Guest Article: Anne Wade | Aga Khan Academies

Guest Article: Anne Wade

According to UNESCO, there are nearly 800 million people around the globe who cannot read, write, or count; there are 250 million children who cannot decipher a single sentence, even though many have spent years in school.  In the least developed countries, one quarter of young men aged 15 to 24 and one third of young women of the same age are illiterate. Core competencies such as reading and writing are the essential building blocks for personal achievement and the success of a society.

The mission of the Centre for the Study of Learning and Performance (CSLP), hosted by Concordia University in Montreal, Canada is to advance scholarship on teaching and learning processes, and to develop new pedagogical tools based on this new knowledge.
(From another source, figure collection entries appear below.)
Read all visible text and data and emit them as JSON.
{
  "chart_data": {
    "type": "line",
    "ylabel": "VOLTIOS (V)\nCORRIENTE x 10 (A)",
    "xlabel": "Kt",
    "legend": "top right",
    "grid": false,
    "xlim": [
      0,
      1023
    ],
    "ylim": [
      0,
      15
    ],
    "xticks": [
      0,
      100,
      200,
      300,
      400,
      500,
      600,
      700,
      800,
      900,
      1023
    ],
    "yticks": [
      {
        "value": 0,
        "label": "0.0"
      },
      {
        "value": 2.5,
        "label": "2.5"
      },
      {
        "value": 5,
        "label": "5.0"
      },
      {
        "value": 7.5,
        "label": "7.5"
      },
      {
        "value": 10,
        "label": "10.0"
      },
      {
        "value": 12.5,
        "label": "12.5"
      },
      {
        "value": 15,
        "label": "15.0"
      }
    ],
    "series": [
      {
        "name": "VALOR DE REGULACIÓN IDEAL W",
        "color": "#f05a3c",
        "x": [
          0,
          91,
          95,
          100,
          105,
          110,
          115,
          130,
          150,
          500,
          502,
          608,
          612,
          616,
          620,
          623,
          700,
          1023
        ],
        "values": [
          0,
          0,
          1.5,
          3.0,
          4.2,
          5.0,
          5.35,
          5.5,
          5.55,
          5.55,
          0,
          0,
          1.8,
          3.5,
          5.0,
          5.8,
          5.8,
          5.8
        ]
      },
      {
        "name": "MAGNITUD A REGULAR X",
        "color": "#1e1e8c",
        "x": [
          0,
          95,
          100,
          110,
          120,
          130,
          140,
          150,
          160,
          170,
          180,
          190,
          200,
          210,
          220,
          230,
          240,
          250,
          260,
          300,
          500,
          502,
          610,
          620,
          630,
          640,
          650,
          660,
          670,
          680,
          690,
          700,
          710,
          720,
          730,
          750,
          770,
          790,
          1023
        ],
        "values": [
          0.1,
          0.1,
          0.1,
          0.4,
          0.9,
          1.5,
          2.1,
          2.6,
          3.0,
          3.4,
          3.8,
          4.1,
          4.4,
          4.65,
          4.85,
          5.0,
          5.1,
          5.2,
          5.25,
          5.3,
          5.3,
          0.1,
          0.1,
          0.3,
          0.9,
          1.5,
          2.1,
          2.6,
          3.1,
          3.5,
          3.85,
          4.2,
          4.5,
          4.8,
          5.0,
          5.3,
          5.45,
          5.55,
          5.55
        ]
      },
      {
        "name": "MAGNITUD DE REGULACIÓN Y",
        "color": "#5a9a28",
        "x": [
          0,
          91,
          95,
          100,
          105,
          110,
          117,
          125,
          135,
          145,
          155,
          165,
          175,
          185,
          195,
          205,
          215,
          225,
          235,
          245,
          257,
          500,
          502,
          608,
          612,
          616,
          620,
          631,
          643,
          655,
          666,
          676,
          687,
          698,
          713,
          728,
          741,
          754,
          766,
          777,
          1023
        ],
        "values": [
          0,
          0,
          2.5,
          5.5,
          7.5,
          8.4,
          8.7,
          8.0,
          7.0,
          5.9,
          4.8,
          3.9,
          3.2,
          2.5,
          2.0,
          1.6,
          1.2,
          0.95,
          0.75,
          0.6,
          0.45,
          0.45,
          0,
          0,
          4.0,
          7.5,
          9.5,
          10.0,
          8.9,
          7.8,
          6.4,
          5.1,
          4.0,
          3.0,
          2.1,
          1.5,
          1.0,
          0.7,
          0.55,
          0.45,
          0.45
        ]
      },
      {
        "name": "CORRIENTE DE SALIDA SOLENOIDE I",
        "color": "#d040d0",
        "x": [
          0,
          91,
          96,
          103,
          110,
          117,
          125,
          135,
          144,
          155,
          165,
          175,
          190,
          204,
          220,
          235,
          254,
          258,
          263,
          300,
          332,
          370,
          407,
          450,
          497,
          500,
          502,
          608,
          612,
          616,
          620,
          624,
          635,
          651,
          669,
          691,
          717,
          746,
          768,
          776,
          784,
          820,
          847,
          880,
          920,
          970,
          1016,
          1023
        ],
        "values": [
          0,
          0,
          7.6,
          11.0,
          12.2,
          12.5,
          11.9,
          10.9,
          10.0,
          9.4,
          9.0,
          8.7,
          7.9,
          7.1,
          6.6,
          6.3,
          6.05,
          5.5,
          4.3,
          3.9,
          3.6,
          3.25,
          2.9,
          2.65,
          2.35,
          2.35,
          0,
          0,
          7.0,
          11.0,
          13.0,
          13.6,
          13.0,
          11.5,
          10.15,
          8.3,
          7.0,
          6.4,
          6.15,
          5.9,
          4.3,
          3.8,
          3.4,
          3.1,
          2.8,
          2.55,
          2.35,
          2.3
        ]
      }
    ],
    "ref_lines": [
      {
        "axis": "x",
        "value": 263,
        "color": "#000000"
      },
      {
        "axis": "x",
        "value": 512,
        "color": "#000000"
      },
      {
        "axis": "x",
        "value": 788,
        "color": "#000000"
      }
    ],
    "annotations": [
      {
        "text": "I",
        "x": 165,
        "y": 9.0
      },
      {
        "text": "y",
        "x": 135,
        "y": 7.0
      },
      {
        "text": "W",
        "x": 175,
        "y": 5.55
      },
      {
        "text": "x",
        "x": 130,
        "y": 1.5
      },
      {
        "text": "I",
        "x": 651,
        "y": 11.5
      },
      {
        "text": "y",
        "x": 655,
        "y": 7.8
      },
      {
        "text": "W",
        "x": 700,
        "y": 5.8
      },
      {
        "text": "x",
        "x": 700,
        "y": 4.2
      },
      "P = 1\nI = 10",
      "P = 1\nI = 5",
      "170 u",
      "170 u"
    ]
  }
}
The CSLP team has developed the Learning ToolKit (LTK+), a suite of five bilingual (English and French), evidence-based and evidence-proven tools designed to support the development of literacy, numeracy, inquiry and other competencies within an environment that encourages self-regulated learning and student ownership. Funded by dozens of research and development grants, the tools within the LTK+, along with their support materials, have been developed, refined, implemented and researched over many years. Projects have unfolded across Canada, and in various regions of the United States, Australia, China, England, Hong Kong, and Portugal. The LTK+ has been made available to the educational community at no charge.

Our Kenya Project

Funded by Concordia University and our lead partner, Aga Khan Academies, our project began in 2012 with a small pilot study. The initial research focus was on learning about the impact of our evidence-based tools on the literacy achievement of students in early grades (1 -3) and on the design of a professional development programme to improve the teaching of literacy in Kenyan schools.

CSLP was honoured with the UNESCO King Sejong Literacy Prize in September 2017. With funding from Global Affairs Canada and Aga Khan Foundation Canada, and subsequently, Canada’s International Development Research Centre and Social Science and Humanities Research Council, the project has grown dramatically. Much of this success has been due to the Academies' extensive local network of key stakeholders, their professional development expertise given their ubiquitous outreach activities and their exceptional widespread reputation. For example, given their extensive expertise in technology integration and competency-based programmes, our LTK+ Project Coordinators have been invited to sit on a number of working groups for the Kenyan ministry of Education and often serve as facilitators for national teacher training initiatives as new programmes are rolled out. Such involvement has contributed to raising the national awareness and understanding of the pedagogical underpinnings of the other LTK+ tools. As a result, this past year use of the LTK+ has expanded to include implementation of all of the other tools.

Additionally, due to the efforts of our local team of LTK+ coordinators and ambassadors, who were instrumental in training and supporting hundreds of teachers and thousands of children, along with the support of our partners, use of the LTK+ is now unfolding in such regions as Mombasa, Nairobi, Kwale, Kirindon, Meru and Laikipia.

Evidence reveals that teachers developed a certain level of comfort with using our literacy tools as part of their English language teaching. Teachers also improved their literacy instruction as they began to use a more balanced approach in the teaching of key literacy subs-skills.

Our Partners

Our partnerships have grown substantially over the years with active collaboration from organisations who share an interest on the uses of technology to improve the teaching and learning of essential educational competencies.

These partnerships include an international collection of scholars (Chinese University of Hong Kong, Shanzu Teachers Training College, Université du Québec à Montréal, University of British Columbia, University of Nairobi, Wilfrid Laurier University), graduate students, and educational practitioners and policy-makers, the latter including government agencies (Ministry of Education and its agencies, such as the Kenya Institute of Curriculum Development), NGOs (African Storyboard, I Choose Life, World Vision Canada, World Vision Kenya), social enterprises (Camara Education), and a number of Aga Khan Development Network agencies including Aga Khan Foundation Canada, Aga Khan Foundation East Africa, Aga Khan Foundation Mali, and perhaps most significantly, the Aga Khan Academies.

The success of our work has been grounded in a strong relationship with the Aga Khan Academy in Mombasa in particular. It has acted as an anchor site for our activities and has provided a strong hub, from which we have been able to base our local operations. Our work has also benefited greatly from the Academies’ in house expertise and its very solid and longstanding relationship with all the Kenyan government’s education related offices and institutes.

Our Vision

As we build on our research of the impact of our literacy tools, we are also exploring the impact of the other tools on numeracy and information literacy competency development and how they can be used for formative assessment and the development of lifelong learners. Ultimately we hope to improve teaching and learning outcomes through the use educational technology by exploring the scalability and sustainability challenges of using the LTK+ and supporting pedagogy in the developing world contexts of Kenya and elsewhere in sub-Saharan Africa and will contribute to more widely generalisable theory and research about the uses of technology for teaching and learning.